Senescent cells are rare, even in advanced age2,3. Nonetheless, eliminating these cells and their SASP prevents age-related declines in health1. As a result, strategies for killing or modifying senescent cells (referred to as senolytic and senomorphic approaches, respectively) have received much attention. The first senolytic compounds, which inhibit the anti-apoptosis protein Bcl, are generally accepted as effective12. De Cecco and colleagues’ work demonstrates that lamivudine can act as a senomorphic compound.
Because a senomorphic compound would have to be continuously present to suppress the SASP, it might require more-frequent administration than a senolytic compound, which removes senescent cells outright, so that no further treatment is needed until more accumulate. Encouragingly, lamivudine has been used in humans as a long-term antiretroviral therapy without major side effects — unlike other senomorphic compounds such as rapamycin, which blunts the SASP13 but is a potent immunosuppressant. However, there are as yet no reports that lamivudine improves the healthy human lifespan or any indications that it represses retrotransposons in humans.

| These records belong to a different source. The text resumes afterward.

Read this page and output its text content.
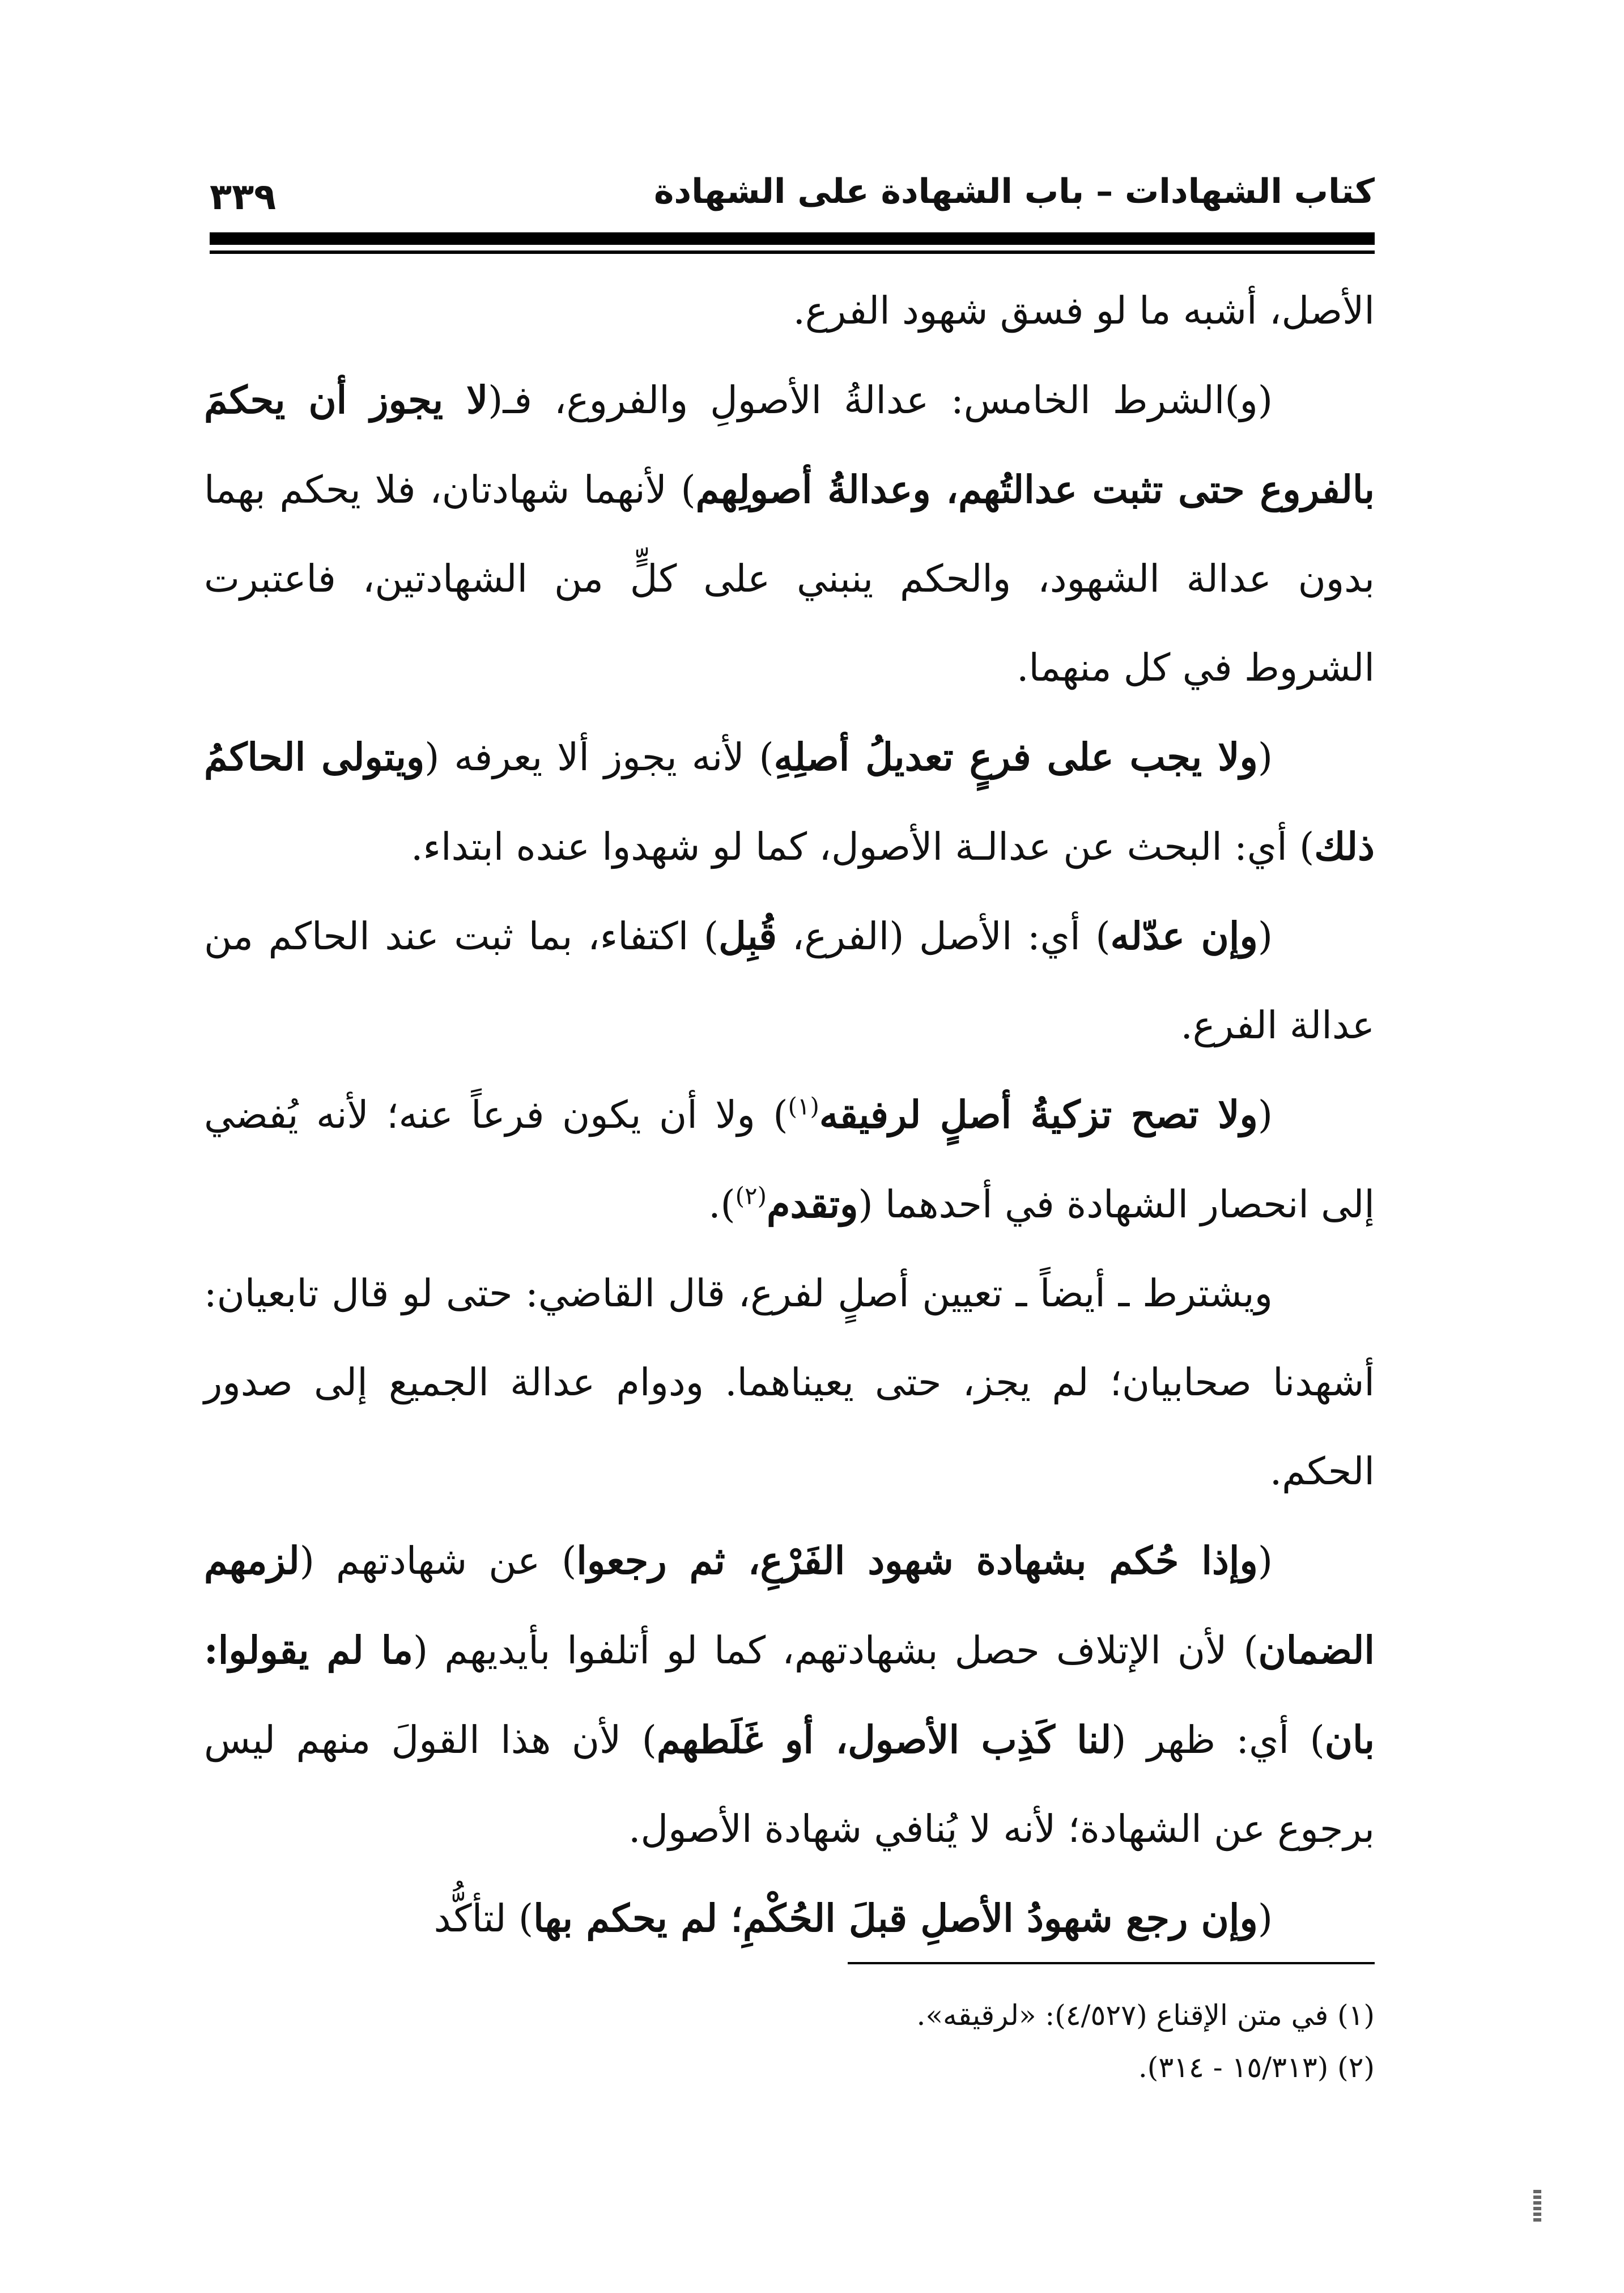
كتاب الشهادات – باب الشهادة على الشهادة
٣٣٩

الأصل، أشبه ما لو فسق شهود الفرع.

(و)الشرط الخامس: عدالةُ الأصولِ والفروع، فـ(لا يجوز أن يحكمَ بالفروع حتى تثبت عدالتُهم، وعدالةُ أصولِهم) لأنهما شهادتان، فلا يحكم بهما بدون عدالة الشهود، والحكم ينبني على كلٍّ من الشهادتين، فاعتبرت الشروط في كل منهما.

(ولا يجب على فرعٍ تعديلُ أصلِهِ) لأنه يجوز ألا يعرفه (ويتولى الحاكمُ ذلك) أي: البحث عن عدالـة الأصول، كما لو شهدوا عنده ابتداء.

(وإن عدّله) أي: الأصل (الفرع، قُبِل) اكتفاء، بما ثبت عند الحاكم من عدالة الفرع.

(ولا تصح تزكيةُ أصلٍ لرفيقه$^{(١)}$) ولا أن يكون فرعاً عنه؛ لأنه يُفضي إلى انحصار الشهادة في أحدهما (وتقدم$^{(٢)}$).

ويشترط ـ أيضاً ـ تعيين أصلٍ لفرع، قال القاضي: حتى لو قال تابعيان: أشهدنا صحابيان؛ لم يجز، حتى يعيناهما. ودوام عدالة الجميع إلى صدور الحكم.

(وإذا حُكم بشهادة شهود الفَرْعِ، ثم رجعوا) عن شهادتهم (لزمهم الضمان) لأن الإتلاف حصل بشهادتهم، كما لو أتلفوا بأيديهم (ما لم يقولوا: بان) أي: ظهر (لنا كَذِب الأصول، أو غَلَطهم) لأن هذا القولَ منهم ليس برجوع عن الشهادة؛ لأنه لا يُنافي شهادة الأصول.

(وإن رجع شهودُ الأصلِ قبلَ الحُكْمِ؛ لم يحكم بها) لتأكُّد

(١) في متن الإقناع (٤/٥٢٧): «لرقيقه».

(٢) (١٥/٣١٣ - ٣١٤).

One potential risk of senomorphic compounds is the development of cancer, because, in preventing the proliferation of diseased or damaged cells, senescence can have a beneficial, tumour-suppressive role. De Cecco and co-workers’ cell-culture experiments suggest that lamivudine does not disrupt cell-cycle arrest, which is key to this beneficial effect of senescence. However, they monitored lamivudine-treated animals for just six months. Longer-term in vivo follow-up is required to prove that this therapy would not increase the risk of cancer. If this can be confirmed, the current study could open the door to the use of reverse-transcription inhibitors and, perhaps, inhibitors of the cGAS-STING pathway, as a way of combating diseases such as osteoarthritis and atherosclerosis, which have been linked to the accumulation of senescent cells.